I tre cantoni a maggioranza curda in Siria diventano un’entità federale. Durante la conferenza di Rmeilan del 16 e 17 marzo, le autorità che controllano e amministrano i territori della Jazira (Qamishli), Kobane e Efrin hanno proclamato la nascita del “Sistema federale democratico del Rojava – Siria del Nord”. L’annuncio è stato immediatamente bollato come illegale dal regime di Damasco, seguito a ruota dalla Turchia che l’ha definita una mossa unilaterale senza validità. Anche gli Stati Uniti hanno fatto sapere che non riconosceranno alcuna zona semi-autonoma in Siria. Tutti immaginano che sia il preludio a una dichiarazione di indipendenza. Così la nascita di questa nuova entità rischia di compromettere i già fragili negoziati di pace, che dovrebbero riprendere a giorni dopo l’ennesimo stop. E, forse, è il primo passo verso la spartizione della Siria.
Autonomia o indipendenza?
L’annuncio di Rmeilan potrebbe sembrare una mera formalità: in fondo i cantoni sono de facto autonomi già dalla fine del 2012, quando le truppe di Assad hanno raggiunto un patto di non belligeranza con le milizie curde dell’YPG e si sono ritirate, salvo un paio di capisaldi tra Hasakah e Qamishli. Da allora sono controllati dal PYD, il partito curdo siriano legato al PKK che opera in Turchia dalla comune fedeltà a Abdullah Ocalan.
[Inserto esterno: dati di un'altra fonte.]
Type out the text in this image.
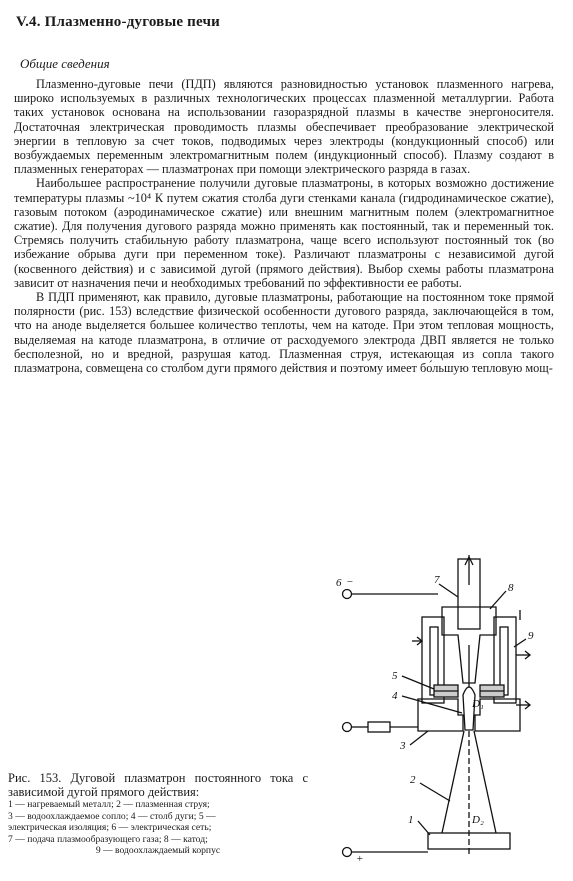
V.4. Плазменно-дуговые печи
Общие сведения

Плазменно-дуговые печи (ПДП) являются разновидностью установок плазменного нагрева, широко используемых в различных технологических процессах плазменной металлургии. Работа таких установок основана на использовании газоразрядной плазмы в качестве энергоносителя. Достаточная электрическая проводимость плазмы обеспечивает преобразование электрической энергии в тепловую за счет токов, подводимых через электроды (кондукционный способ) или возбуждаемых переменным электромагнитным полем (индукционный способ). Плазму создают в плазменных генераторах — плазматронах при помощи электрического разряда в газах.

Наибольшее распространение получили дуговые плазматроны, в которых возможно достижение температуры плазмы ~10⁴ К путем сжатия столба дуги стенками канала (гидродинамическое сжатие), газовым потоком (аэродинамическое сжатие) или внешним магнитным полем (электромагнитное сжатие). Для получения дугового разряда можно применять как постоянный, так и переменный ток. Стремясь получить стабильную работу плазматрона, чаще всего используют постоянный ток (во избежание обрыва дуги при переменном токе). Различают плазматроны с независимой дугой (косвенного действия) и с зависимой дугой (прямого действия). Выбор схемы работы плазматрона зависит от назначения печи и необходимых требований по эффективности ее работы.

В ПДП применяют, как правило, дуговые плазматроны, работающие на постоянном токе прямой полярности (рис. 153) вследствие физической особенности дугового разряда, заключающейся в том, что на аноде выделяется большее количество теплоты, чем на катоде. При этом тепловая мощность, выделяемая на катоде плазматрона, в отличие от расходуемого электрода ДВП является не только бесполезной, но и вредной, разрушая катод. Плазменная струя, истекающая из сопла такого плазматрона, совмещена со столбом дуги прямого действия и поэтому имеет бо́льшую тепловую мощ-

6 −	7
8
9
5
4
3
2
1
D₁
D₂
+
Рис. 153. Дуговой плазматрон постоянного тока с зависимой дугой прямого действия:
1 — нагреваемый металл; 2 — плазменная струя;
3 — водоохлаждаемое сопло; 4 — столб дуги; 5 —
электрическая изоляция; 6 — электрическая сеть;
7 — подача плазмообразующего газа; 8 — катод;
9 — водоохлаждаемый корпус
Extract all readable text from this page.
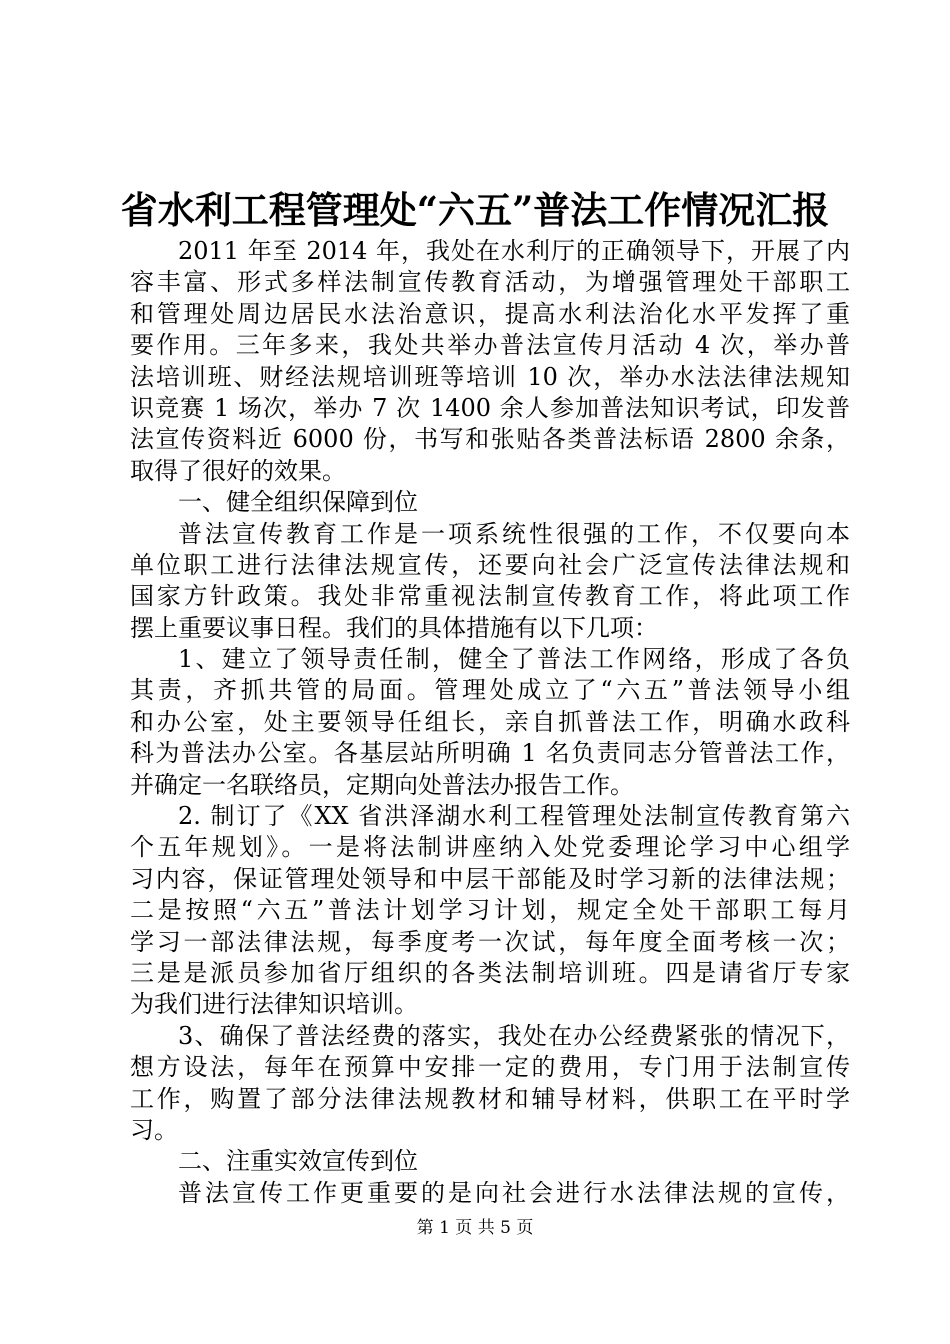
省水利工程管理处“六五”普法工作情况汇报
2011 年至 2014 年，我处在水利厅的正确领导下，开展了内
容丰富、形式多样法制宣传教育活动，为增强管理处干部职工
和管理处周边居民水法治意识，提高水利法治化水平发挥了重
要作用。三年多来，我处共举办普法宣传月活动 4 次，举办普
法培训班、财经法规培训班等培训 10 次，举办水法法律法规知
识竞赛 1 场次，举办 7 次 1400 余人参加普法知识考试，印发普
法宣传资料近 6000 份，书写和张贴各类普法标语 2800 余条，
取得了很好的效果。
一、健全组织保障到位
普法宣传教育工作是一项系统性很强的工作，不仅要向本
单位职工进行法律法规宣传，还要向社会广泛宣传法律法规和
国家方针政策。我处非常重视法制宣传教育工作，将此项工作
摆上重要议事日程。我们的具体措施有以下几项：
1、建立了领导责任制，健全了普法工作网络，形成了各负
其责，齐抓共管的局面。管理处成立了“六五”普法领导小组
和办公室，处主要领导任组长，亲自抓普法工作，明确水政科
科为普法办公室。各基层站所明确 1 名负责同志分管普法工作，
并确定一名联络员，定期向处普法办报告工作。
2. 制订了《XX 省洪泽湖水利工程管理处法制宣传教育第六
个五年规划》。一是将法制讲座纳入处党委理论学习中心组学
习内容，保证管理处领导和中层干部能及时学习新的法律法规；
二是按照“六五”普法计划学习计划，规定全处干部职工每月
学习一部法律法规，每季度考一次试，每年度全面考核一次；
三是是派员参加省厅组织的各类法制培训班。四是请省厅专家
为我们进行法律知识培训。
3、确保了普法经费的落实，我处在办公经费紧张的情况下，
想方设法，每年在预算中安排一定的费用，专门用于法制宣传
工作，购置了部分法律法规教材和辅导材料，供职工在平时学
习。
二、注重实效宣传到位
普法宣传工作更重要的是向社会进行水法律法规的宣传，
第 1 页 共 5 页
Invece la mossa è tutt’altro che secondaria, per tanti motivi. Prima di tutto perché non sono chiare le intenzioni dei vertici politici e militari curdi. Le loro dichiarazioni pubbliche vanno tutte nella stessa direzione, cioè l’autonomia all’interno della Siria ispirata all’ideologia del confederalismo democratico di Ocalan. Ma la creazione di un embrione di Kurdistan indipendente, obiettivo storico di larghissima parte dell’autonomismo curdo, adesso è più a portata di mano che mai. Da luglio l’YPG curdo controlla una fascia ininterrotta di territorio lunga 400 km al confine con la Turchia, oltre alla regione di Efrin più a ovest, e continua lentamente ad avanzare verso sud in direzione Raqqa.
Aspettando i negoziati di pace
Un altro motivo è la tempistica dell’annuncio. Per la Siria queste sono settimane delicate. È ancora in vigore un rarissimo cessate il fuoco e i negoziati di pace dovrebbero riprendere a breve. Mosca ha annunciato il ritiro di gran parte delle sue truppe, mettendo Assad con le spalle al muro (ora deve negoziare sul serio) e aprendo a una soluzione politica della guerra. Basta poco per compromettere questo fragile equilibrio e tornare al punto di partenza o quasi.
Proclamare la nuova federazione proprio adesso significa provare a mettere le parti in guerra di fronte a un fatto compiuto, da cui non si può tornare indietro. Anche perché i rappresentanti dei tre cantoni non andranno ai negoziati di Ginevra, quindi non avranno direttamente voce in capitolo. Ma significa anche mettere pressione a chi, come la stragrande maggioranza dei rappresentanti ribelli, non sembra disposta a rinunciare all’integrità territoriale della Siria né a concedere troppo spazio ai curdi.
Una sponda a Mosca. Inizia la spartizione della Siria?
E poi c’è la Russia. I curdi siriani sono in ottimi rapporti con Putin. Da poco hanno aperto un ufficio di rappresentanza a Mosca, una mossa importantissima dal punto di vista politico. E con il Cremlino c’è stato un coordinamento militare: mentre i russi provavano ad accerchiare Aleppo, da Efrin i curdi sono stati determinanti per tagliare la principale linea di rifornimento dei ribelli con la Turchia. Non è fantascienza immaginare che il do ut des preveda un riconoscimento formale dell’entità federale e, se la situazione lo permetterà, dell’indipendenza dei cantoni curdi.
Sul piano della diplomazia, la mossa dei curdi potrebbe aiutare Putin a far passare l’idea di una necessaria spartizione della Siria. Così la Russia otterrebbe uno staterello lungo la costa del Mediterraneo, dove ha le sue basi, e uno stato curdo amico a ridosso della Turchia, che è membro Nato.